Sunday 28 September 2008

Abandon Ship!

It is now over a month since I last posted and if you have been looking in you might have formed the impression that this blog has become the Marie Celeste - totally unmanned!

Actually my title for this post reflects abandonment of that great ship of research HMS Statistic otherwise known as SPSS. After spending considerable time trying to get anything sensible out of the software using cluster analysis I finally realised that the solution to my question doesn't come from analysis of values but from comparison. The reason is that all my data gathered from the various questionnaires are in the form of categorical data (or have been converted) so does not yield meaningful values.

I spent quite a lot of time casting around for other methods of comparing data values. For a while I was drawn towards the principles behind DNA and protein analysis. These are represented as strings of letters representing the different components (sorry exact description evades me). The software compares the strings, which can be lengthy, to arrive at matches between values. Needless to say the software that does the analysis is hugely complex and expensive, however, I did find a simple version that had been written for Excel. Sadly it was long out of circulation and the author (with the activation code) could not be traced. Actually this was a bit of a blind alley as the spreadsheet compared protein strings with published ones - not helpful for me but I was impressed with the basic principles.

What this highlighted for me is that what I want to know is whether sub-groups exist within the cohort of students. The sub-group need not share exactly the same characteristics but should be close enough to be distinct from other groups. Taking the principles of DNA analysis I then looked for solutions which compared letters as if these were words and found a simple Excel add-in that looks through words to spot typos. It is based on fuzzy logic and the approach is used in Internet search engines to find similar spellings.

The add-in, called Fuzzy Duplicate Finder, cost £20 (so not expensive) and will look through a list of words and group them into similar clusters. It can be set to identify groups where there are from one up to six letters different. I have now got the spreadsheet set up to sort students and their responses with the categorical values converted to letters and strung together into single 'words'. Using the add-in the spreadsheet will then create 7 sets of clusters for identical words, words with one letter different, two different and so on up to 6 letters different.

There is a caution in using this approach as the sequence in which the data is searched can influence the cluster.
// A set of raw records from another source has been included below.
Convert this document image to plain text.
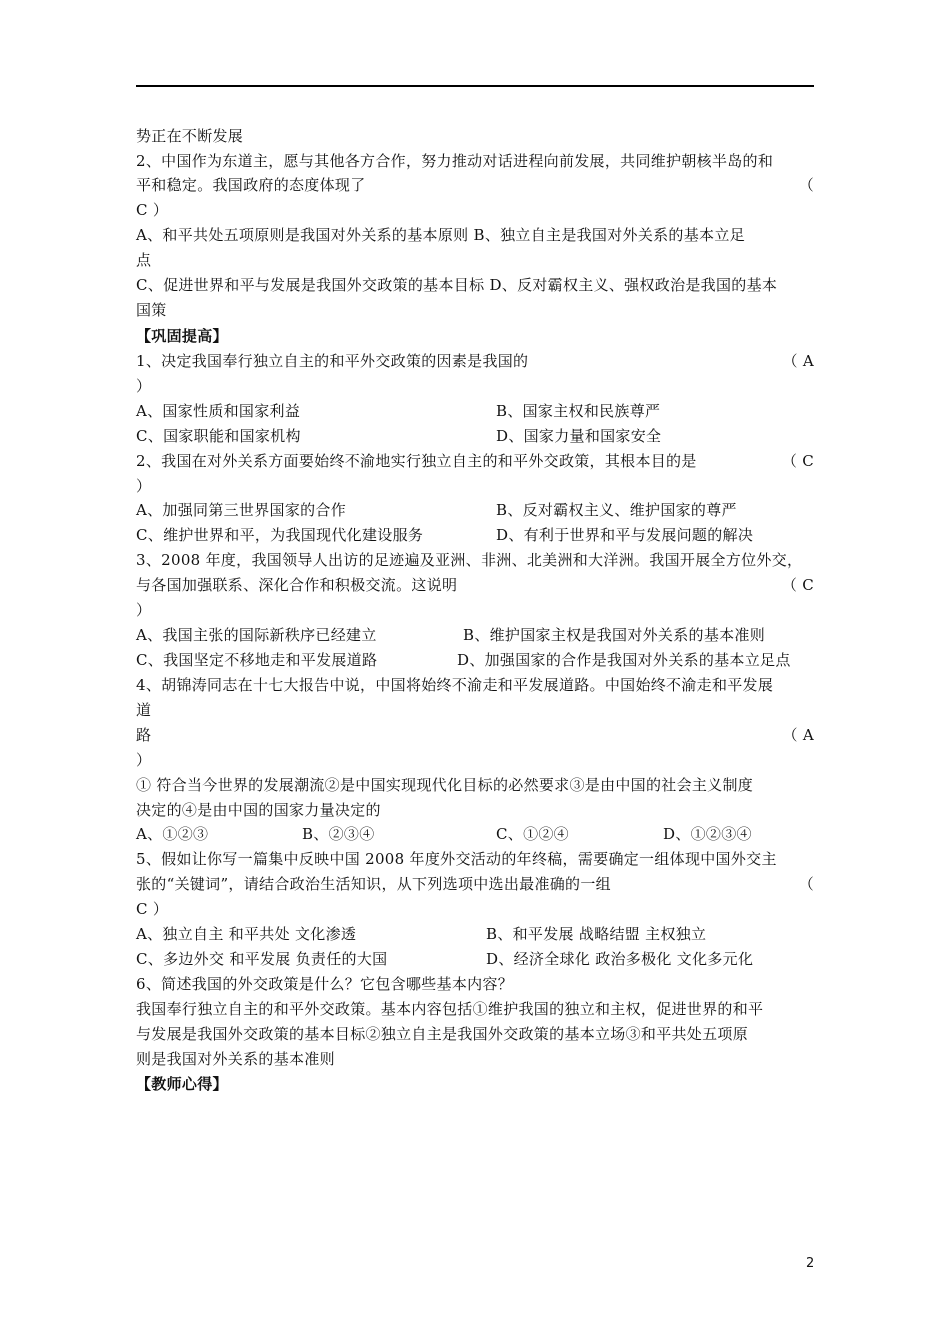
势正在不断发展
2、中国作为东道主，愿与其他各方合作，努力推动对话进程向前发展，共同维护朝核半岛的和
平和稳定。我国政府的态度体现了	（
C ）
A、和平共处五项原则是我国对外关系的基本原则 B、独立自主是我国对外关系的基本立足
点
C、促进世界和平与发展是我国外交政策的基本目标 D、反对霸权主义、强权政治是我国的基本
国策
【巩固提高】
1、决定我国奉行独立自主的和平外交政策的因素是我国的	（ A
）
A、国家性质和国家利益	B、国家主权和民族尊严
C、国家职能和国家机构	D、国家力量和国家安全
2、我国在对外关系方面要始终不渝地实行独立自主的和平外交政策，其根本目的是	（ C
）
A、加强同第三世界国家的合作	B、反对霸权主义、维护国家的尊严
C、维护世界和平，为我国现代化建设服务	D、有利于世界和平与发展问题的解决
3、2008 年度，我国领导人出访的足迹遍及亚洲、非洲、北美洲和大洋洲。我国开展全方位外交，
与各国加强联系、深化合作和积极交流。这说明	（ C
）
A、我国主张的国际新秩序已经建立	B、维护国家主权是我国对外关系的基本准则
C、我国坚定不移地走和平发展道路	D、加强国家的合作是我国对外关系的基本立足点
4、胡锦涛同志在十七大报告中说，中国将始终不渝走和平发展道路。中国始终不渝走和平发展
道
路	（ A
）
① 符合当今世界的发展潮流②是中国实现现代化目标的必然要求③是由中国的社会主义制度
决定的④是由中国的国家力量决定的
A、①②③	B、②③④	C、①②④	D、①②③④
5、假如让你写一篇集中反映中国 2008 年度外交活动的年终稿，需要确定一组体现中国外交主
张的“关键词”，请结合政治生活知识，从下列选项中选出最准确的一组	（
C ）
A、独立自主 和平共处 文化渗透	B、和平发展 战略结盟 主权独立
C、多边外交 和平发展 负责任的大国	D、经济全球化 政治多极化 文化多元化
6、简述我国的外交政策是什么？它包含哪些基本内容？
我国奉行独立自主的和平外交政策。基本内容包括①维护我国的独立和主权，促进世界的和平
与发展是我国外交政策的基本目标②独立自主是我国外交政策的基本立场③和平共处五项原
则是我国对外关系的基本准则
【教师心得】
2
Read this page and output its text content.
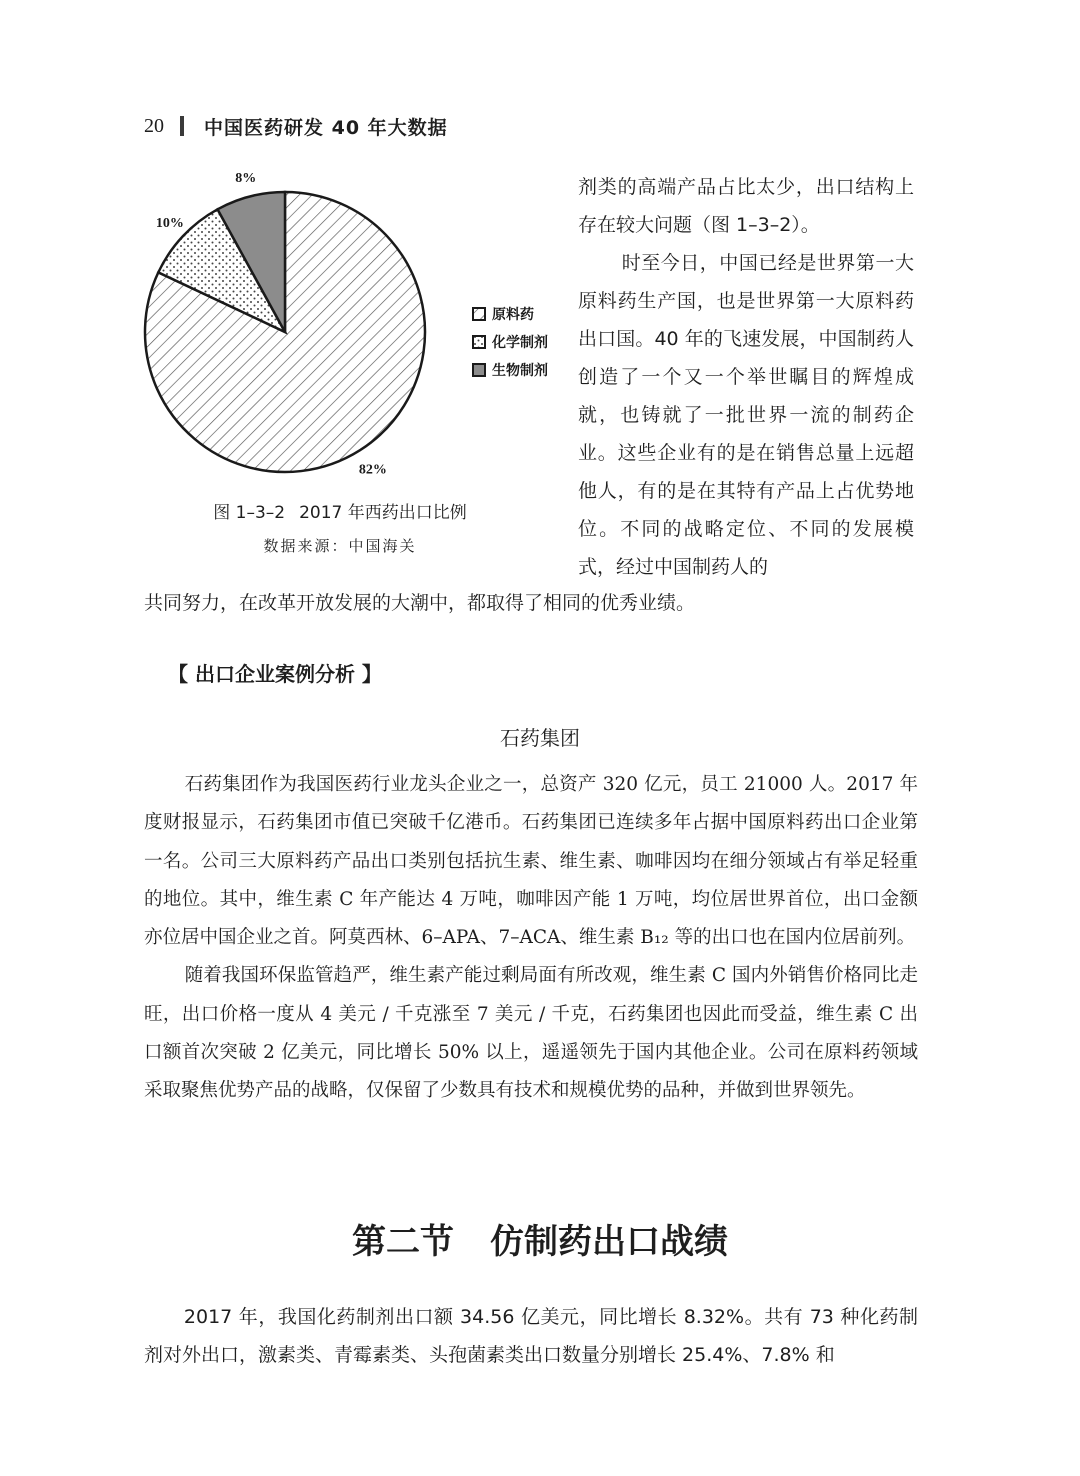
20	中国医药研发 40 年大数据
82%
10%
8%
原料药
化学制剂
生物制剂
图 1–3–2 2017 年西药出口比例
数据来源：中国海关

剂类的高端产品占比太少，出口结构上存在较大问题（图 1–3–2）。

时至今日，中国已经是世界第一大原料药生产国，也是世界第一大原料药出口国。40 年的飞速发展，中国制药人创造了一个又一个举世瞩目的辉煌成就，也铸就了一批世界一流的制药企业。这些企业有的是在销售总量上远超他人，有的是在其特有产品上占优势地位。不同的战略定位、不同的发展模式，经过中国制药人的

共同努力，在改革开放发展的大潮中，都取得了相同的优秀业绩。

【 出口企业案例分析 】
石药集团

石药集团作为我国医药行业龙头企业之一，总资产 320 亿元，员工 21000 人。2017 年度财报显示，石药集团市值已突破千亿港币。石药集团已连续多年占据中国原料药出口企业第一名。公司三大原料药产品出口类别包括抗生素、维生素、咖啡因均在细分领域占有举足轻重的地位。其中，维生素 C 年产能达 4 万吨，咖啡因产能 1 万吨，均位居世界首位，出口金额亦位居中国企业之首。阿莫西林、6–APA、7–ACA、维生素 B₁₂ 等的出口也在国内位居前列。

随着我国环保监管趋严，维生素产能过剩局面有所改观，维生素 C 国内外销售价格同比走旺，出口价格一度从 4 美元 / 千克涨至 7 美元 / 千克，石药集团也因此而受益，维生素 C 出口额首次突破 2 亿美元，同比增长 50% 以上，遥遥领先于国内其他企业。公司在原料药领域采取聚焦优势产品的战略，仅保留了少数具有技术和规模优势的品种，并做到世界领先。

第二节 仿制药出口战绩

2017 年，我国化药制剂出口额 34.56 亿美元，同比增长 8.32%。共有 73 种化药制剂对外出口，激素类、青霉素类、头孢菌素类出口数量分别增长 25.4%、7.8% 和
I need to do more work on this but as the students are listed in random order this should be a useful starting point. To start with I am looking at responses to related questions eg respones to questions about social life, domestic circumstances etc. Once the clusters are created it will be a case of looking at the individual students to find any shared features. To help with this I have also spent time setting up a spreadsheet to analyse pairs of response. These are collected and shown as values in a bubble chart. The advantage of bubble charts is that the size of the bubble indicates the scale of the values so is very visual.

The final piece of progress to report is that I circulated the last of the end of module questionnaires last week. This will bring to three the sets of data included in the longitudinal study and for this one I have included specific questions about time out for holidays and for preparing for exams (which come up in a couple of weeks). I have sent the questionnaire to 34 students and so far 25 have replied. If I can get 5 more to respond I will be happy!

As you can see the last month has not been without progress but I am at a point where I am starting to think about presenting the findings in 45,000 words. I suspect that I may already have more than I need so I hope to meet up with my supervisor in the next couple of weeks to discuss this.

All being well I aim to post the next entry sooner rather than later!